Managing the Plains Cree dictionary database
https://itwewina.altlab.app/
GNU General Public License v3.0
0 stars 2 forks source link

Handling of dialect markers from CW (ý) #115

Open fbanados opened 4 months ago

fbanados commented 4 months ago

ý characters are used in CW to denote a sound that change between different Cree dialects. For itwewina, these must be changed to y. We need a more consistent and future-proof way of handling these both in the crk-db repo and in morphodict.

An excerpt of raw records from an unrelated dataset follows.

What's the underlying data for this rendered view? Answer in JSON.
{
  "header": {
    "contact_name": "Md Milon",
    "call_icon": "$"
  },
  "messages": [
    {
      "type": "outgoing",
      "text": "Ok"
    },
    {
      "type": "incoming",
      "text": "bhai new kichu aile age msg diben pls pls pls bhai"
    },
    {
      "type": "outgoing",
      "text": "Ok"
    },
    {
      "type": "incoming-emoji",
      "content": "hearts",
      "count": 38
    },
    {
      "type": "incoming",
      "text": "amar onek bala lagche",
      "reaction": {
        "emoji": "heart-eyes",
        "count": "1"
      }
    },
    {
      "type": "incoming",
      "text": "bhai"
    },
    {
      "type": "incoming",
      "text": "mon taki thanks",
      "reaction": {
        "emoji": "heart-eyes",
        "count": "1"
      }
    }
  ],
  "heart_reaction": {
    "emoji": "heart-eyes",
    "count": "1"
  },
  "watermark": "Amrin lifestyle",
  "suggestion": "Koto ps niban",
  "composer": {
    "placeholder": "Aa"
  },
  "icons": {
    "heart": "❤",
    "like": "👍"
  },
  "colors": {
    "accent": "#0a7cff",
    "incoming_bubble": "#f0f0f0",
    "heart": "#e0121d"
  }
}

See also #44, #30, #68, UAlbertaALTLab/morphodict#929, UAlbertaALTLab/morphodict#649, UAlbertaALTLab/morphodict#197, UAlbertaALTLab/morphodict#255, https://github.com/UAlbertaALTLab/morphodict/issues/96#issuecomment-552063925 https://github.com/UAlbertaALTLab/itwewina/issues/104#issuecomment-449160563, https://github.com/UAlbertaALTLab/crk-db/blob/9278ba490909d07ed5e3b41405bf60dfc0126687/lib/convert/CW.js#L48,

aarppe commented 4 months ago

Here's where this is discussed for the FST side:

https://github.com/giellalt/lang-crk/issues/30

fbanados commented 4 months ago

This issue also affects the merging of entries: e.g. AECD has a yôwênam entry, while CW uses ýowênam. If the merging process does not handle this, definitions are left out.

fbanados commented 4 months ago

Agreement is that the strict analyzer FST should be slightly relaxed to accept ý -> y. Eventually, also the generator FST should generate ý whenever the data used to build the FST supports it (that is, not every y shall become ý). In this way, main entries with ý can preserve the letter in their identifier, and thus itwewina can later implement an option to either show or hide the ý in the presentation.

aarppe commented 4 months ago

We can have an optional conversion of ý (->) y on the analysis side of the strict (normative) analyzing FST.

fbanados commented 4 months ago

I've recompiled the FSTs and these have been deployed to the dev version for testing.

fbanados commented 3 months ago

A pending issue (linguist work) is to ensure that other dictionaries (MD and AECD) are consistently marked with dialect markers when they have no matching entry in CW. A first approach is to collect a list of words that could possibly be misspelled in each dictionary and could have a ý (they have a y), and wait for linguist confirmation of their status.